Over the past year, you might have heard mention of the Paris Agreement or COP 21, but what does it mean? Why is it topical now? And – what does it have to do with you?
The 21st meeting of the Conference of the Parties (COP21) was held last December in Paris, and it made history. Never before had so many Governments shared a clear promise to act on climate change – and that became the Paris Agreement. This was effectively a unanimous commitment from 197 member countries to reduce greenhouse gas (GHG) emissions and therefore limit global temperature rise to ‘well below’ 2°C (compared with pre-industrial levels). They also embraced the support and efforts of non-government stakeholders to tackle climate change (such as civil society, the private sector, financial institutions, cities and other sub-national authorities).
In practice, this meant that countries should explain their contributions through Nationally Determined Contributions (NDCs) and should deliver on these activities in the years ahead (through structured national programmes). The governments also agreed on a number of measures to act on climate change before 2020, aimed at more immediate and visible outcomes, and proposed some ambitions to limit the rise to just 1.5°C. However, most experts think we’re already too late for that.
It was good news that the Paris Agreement achieved a majority of confirmed commitments quicker than expected and became ‘live’ on 4th November. The UK has today become the 111th country to ratify their pledged commitments to reduce GHG emissions, joining Canada and the United Arab Emirates. The 22nd Conference of the Parties (COP22) is meeting now in Marrakech, Morocco, to focus on implementing it through tangible actions. The UK has got the ball rolling by also submitting a climate action plan, with the suggestion that new legislation could follow soon to help the country deliver.

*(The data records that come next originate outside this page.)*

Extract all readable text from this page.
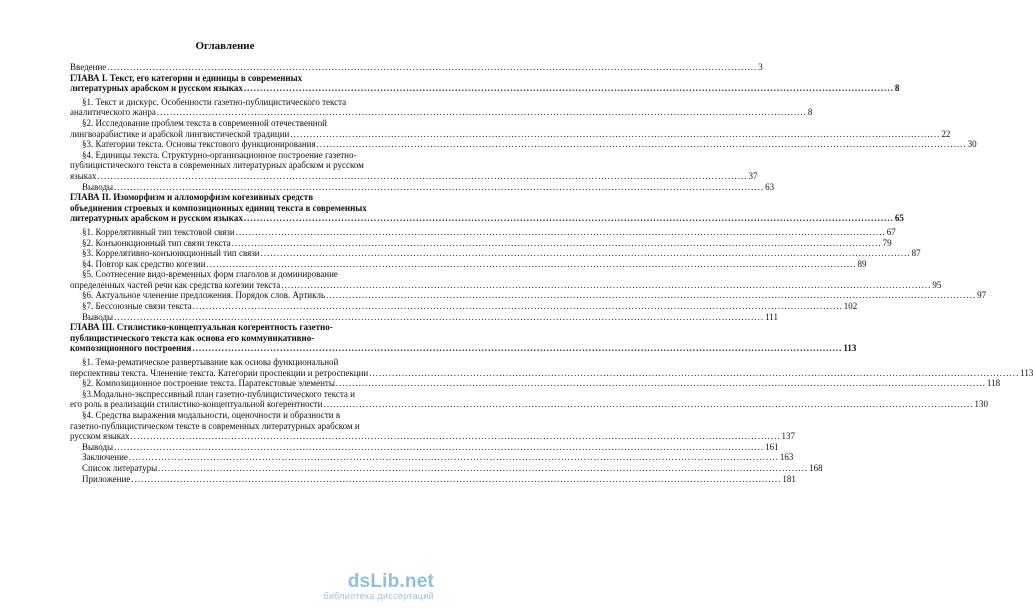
Оглавление
Введение ........................................................................................................................................................................................................ 3
ГЛАВА I. Текст, его категории и единицы в современных
литературных арабском и русском языках ........................................................................................................................................................................................................ 8
§1. Текст и дискурс. Особенности газетно-публицистического текста
аналитического жанра ........................................................................................................................................................................................................ 8
§2. Исследование проблем текста в современной отечественной
лингвоарабистике и арабской лингвистической традиции ........................................................................................................................................................................................................ 22
§3. Категории текста. Основы текстового функционирования ........................................................................................................................................................................................................ 30
§4. Единицы текста. Структурно-организационное построение газетно-
публицистического текста в современных литературных арабском и русском
языках ........................................................................................................................................................................................................ 37
Выводы ........................................................................................................................................................................................................ 63
ГЛАВА II. Изоморфизм и алломорфизм когезивных средств
объединения строевых и композиционных единиц текста в современных
литературных арабском и русском языках ........................................................................................................................................................................................................ 65
§1. Коррелятивный тип текстовой связи ........................................................................................................................................................................................................ 67
§2. Конъюнкционный тип связи текста ........................................................................................................................................................................................................ 79
§3. Коррелятивно-конъюнкционный тип связи ........................................................................................................................................................................................................ 87
§4. Повтор как средство когезии ........................................................................................................................................................................................................ 89
§5. Соотнесение видо-временных форм глаголов и доминирование
определенных частей речи как средства когезии текста ........................................................................................................................................................................................................ 95
§6. Актуальное членение предложения. Порядок слов. Артикль ........................................................................................................................................................................................................ 97
§7. Бессоюзные связи текста ........................................................................................................................................................................................................ 102
Выводы ........................................................................................................................................................................................................ 111
ГЛАВА III. Стилистико-концептуальная когерентность газетно-
публицистического текста как основа его коммуникативно-
композиционного построения ........................................................................................................................................................................................................ 113
§1. Тема-рематическое развертывание как основа функциональной
перспективы текста. Членение текста. Категории проспекции и ретроспекции ........................................................................................................................................................................................................ 113
§2. Композиционное построение текста. Паратекстовые элементы ........................................................................................................................................................................................................ 118
§3.Модально-экспрессивный план газетно-публицистического текста и
его роль в реализации стилистико-концептуальной когерентности ........................................................................................................................................................................................................ 130
§4. Средства выражения модальности, оценочности и образности в
газетно-публицистическом тексте в современных литературных арабском и
русском языках ........................................................................................................................................................................................................ 137
Выводы ........................................................................................................................................................................................................ 161
Заключение ........................................................................................................................................................................................................ 163
Список литературы ........................................................................................................................................................................................................ 168
Приложение ........................................................................................................................................................................................................ 181
dsLib.net
библиотека диссертаций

What does all this mean for us and Carillion? It means there’s hope. For many years, there has been no effective global response to the threat of climate change, and limited national abilities to deal with its impacts. The Paris Agreement and adoption of the UN’s Sustainable Development Goals offer a new strategy for action, with a clear message that a low-carbon future is here and it offers new opportunities. For business, that means both a requirement to act, and a potential for new growth without harming the planet.
Working out exactly what those opportunities are requires some clarification. The decision that “global GHG emissions should peak as soon as possible, with rapid reductions thereafter to reach zero emissions sometime this century” is a bit too vague for my liking! Progress towards global emissions targets requires collaboration at every level, whether you’re the CEO of a FTSE company, a national leader or simply a concerned worker. Businesses, including Carillion, have a responsibility to consider the longer-term impact of their activities on the environment. As a business, we need to step up to promote and share best practices, change current ways of thinking, and drive forward action on climate change. One of the best ways of making it stick will be to show how we can make that an offer to a customer.
Regardless of the industry we work in, we all need to continue cutting energy use daily and pressing for investment in renewables. We need to keep saving water and reducing waste. And we need to keep coming up with bright ideas to make a difference (big or small). As we go about our daily jobs at Carillion, we just might think of an innovation that can help to cut carbon or offer something new for a client. If we join enough of those together, as a business, we might just save ourselves from the impacts of climate change.
I hope The Paris Agreement won’t just be empty words. I hope the American election won’t jeopardise this global progress. The ultimate goal is to reduce climate risk and ensure sustainable development for a prosperous and secure world. We need to start now and build for the future, for everyone. Will you join me?